Kev then goes down into the audience to pick the "Pretty Woman" of the evening. He talked to a couple of girls, then walked past Mallory and saw the tatoo on her ankle, "Cool tattoo", then moved on to...SUZI!! Kev: "Hi. What's your name?" Suzi: "Suzi." Kev: "SuSSSi? It's Susssi? Oh, Suzi. George, do you see Suzi?" So they start singing "My Girl". Kev: "I guess you say what can make me feel this way? But Sussssi." They all introduce themselves and Jeff says, "I'm Jeffffff. Fffff." So she gets on the stool. Kev: "So Suzi. How are you doing?" Suzi: "Pretty good." Kev: *mimicking* "Pretty good. Pretty good. Where are you from?" Suzi: "Georgia." Kev: "Georgia? Wow. So Suzi..Wow! Look at her. She's got her boots on and everything." Then he reaches down and finds out that they aren't COMPLETE boots. Jeff: "Well, boot flops." Kev: *acting disgusted* "Those are FAKE boots!Those are FAKE ones! They don't even have a heel! I thought they were Ropers or something but they're like little sandals. So Suzi. Thank you for coming from Georgia. We're going to try a song tonight that we haven't done in a while. Like maybe..what? Three days? But it's a special song and we're going to sing it tonight just for Sussssi. Oh Susssi, how you look so good tonight..in your fake boots." Kev gets tickled at himself so easily. "Oh Suzi Suzi, Susssi" Then the finally go into "Pretty Woman". When Kev gets close to Suzi and put his arm around her, he jumped as if she pinched his tushie. She SWEARS she never touched him. Riiight, Suzi. Right. *G* J/K

"Stand By Me" Scott has such a beautiful voice.
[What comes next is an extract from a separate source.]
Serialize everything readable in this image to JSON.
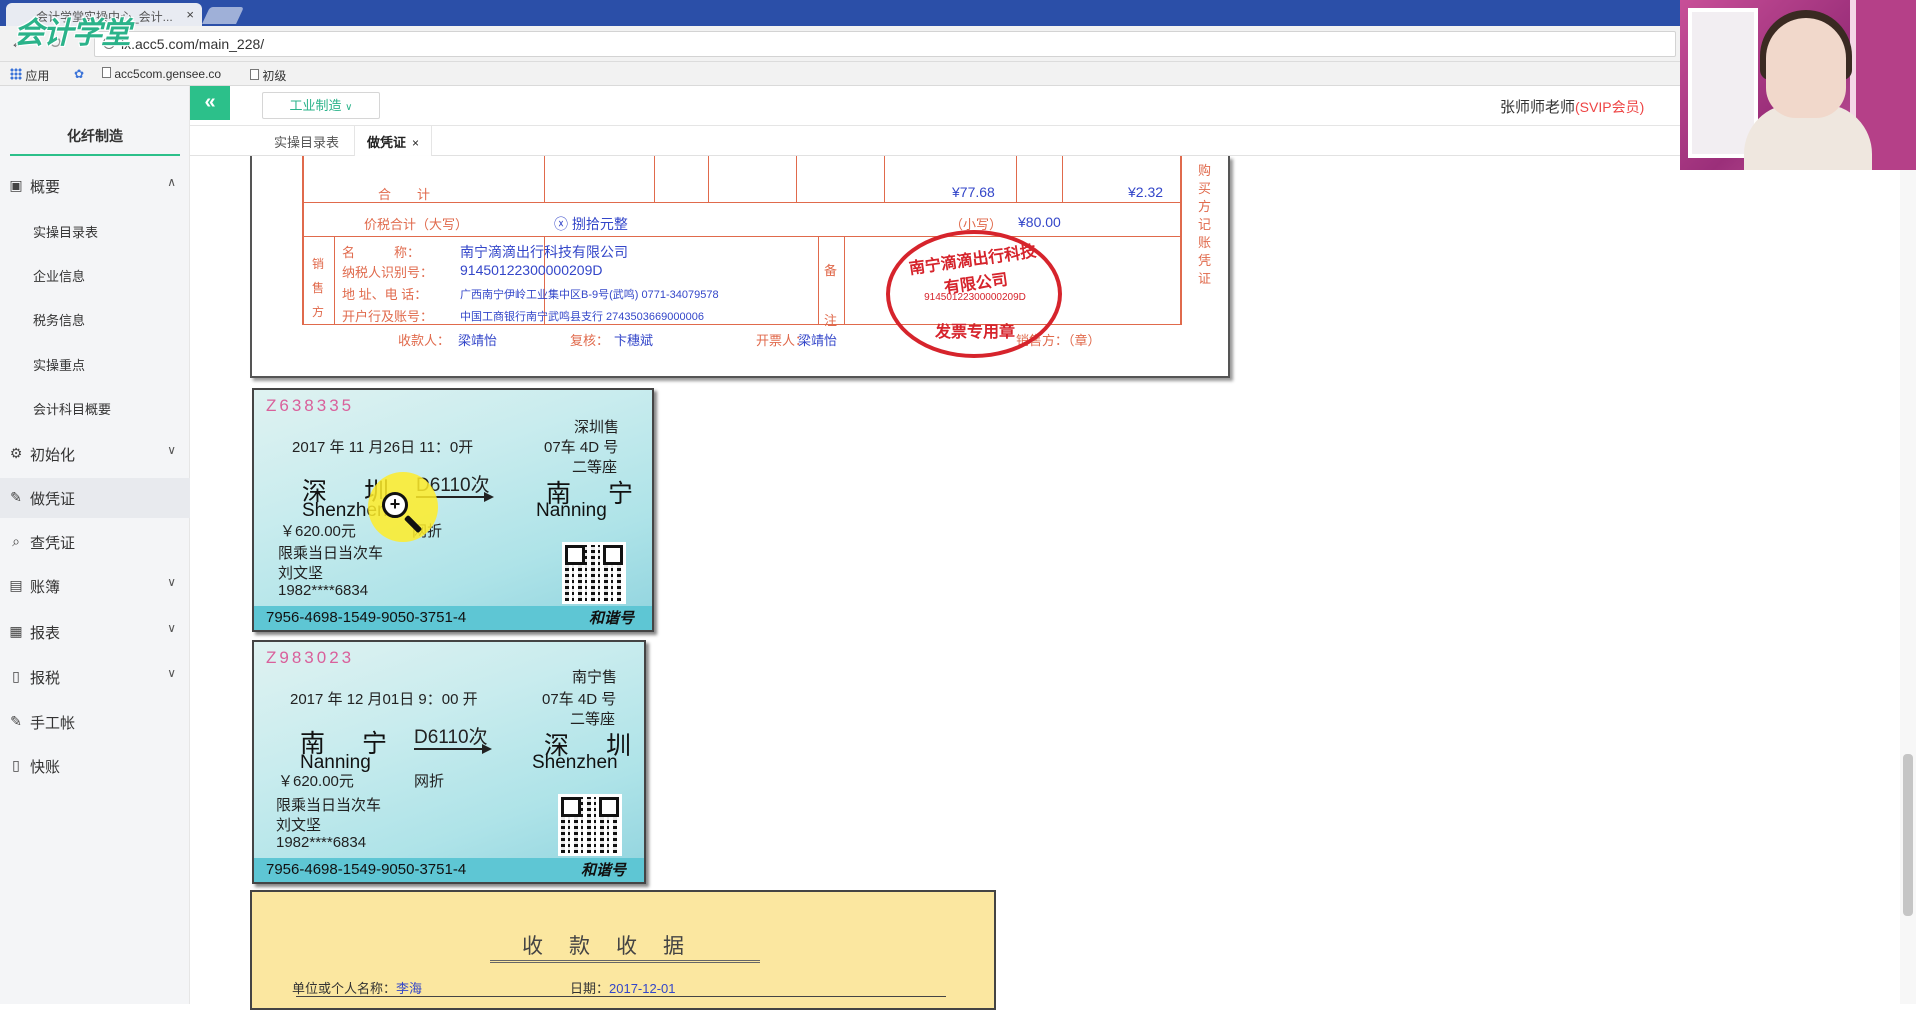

Next was "Papa Was a Rolling Stone". Scott: "Some of us only DREAM of hitting those notes and if effort meant anything, I'd have the lowest voice ever. But instead I sing like a girl."

"Where in the World is Carmen Sandiego?" Apparently Scott forgot the first verse and kinda hummed/slurred/faked his way through it. Still it was cute. Again, everything is sexy. *G*

Encore: "Up On the Roof" They kind of drew the moment out on this right before the last note. Very pretty. At one point, Scott squatted to sing to one of the children dancing around and she got all shy and ran away. Stupid, stupid girl. *G*

"Zombie Jamboree" During the "Back to Back" part, of course, El couldn't jump with George, so Scott went over to help, leaving Kev alone, so Kev started backing up to Scott and Scott was pointing at him, like, "Uh uh. Don't. That doesn't look right." On the NEXT "Back to Back", Scott decided to jump with Kev and George kinda looked pitiful. SO Jeff came up and jumped with him. Humina! Why does every little bitty thing these boys do appear sexy to me? *G* Kev lost the eyeball of course and asked the little kids if they knew where it went. They all started telling him that if fell right in front of the stage. I swear I think they really believed it themselves. Kev: "Where did it go?" Little girl: "Right there!" Kev: "Rat thurr?"

Encore number 2: "Summertime Blues"

"Keep Smilin'" Jeff helped in the VP part by singing, "Working in a coal mine" in a gravelly voice which in turn made him cough.

And so ends show number 2 of the Kentucky tour.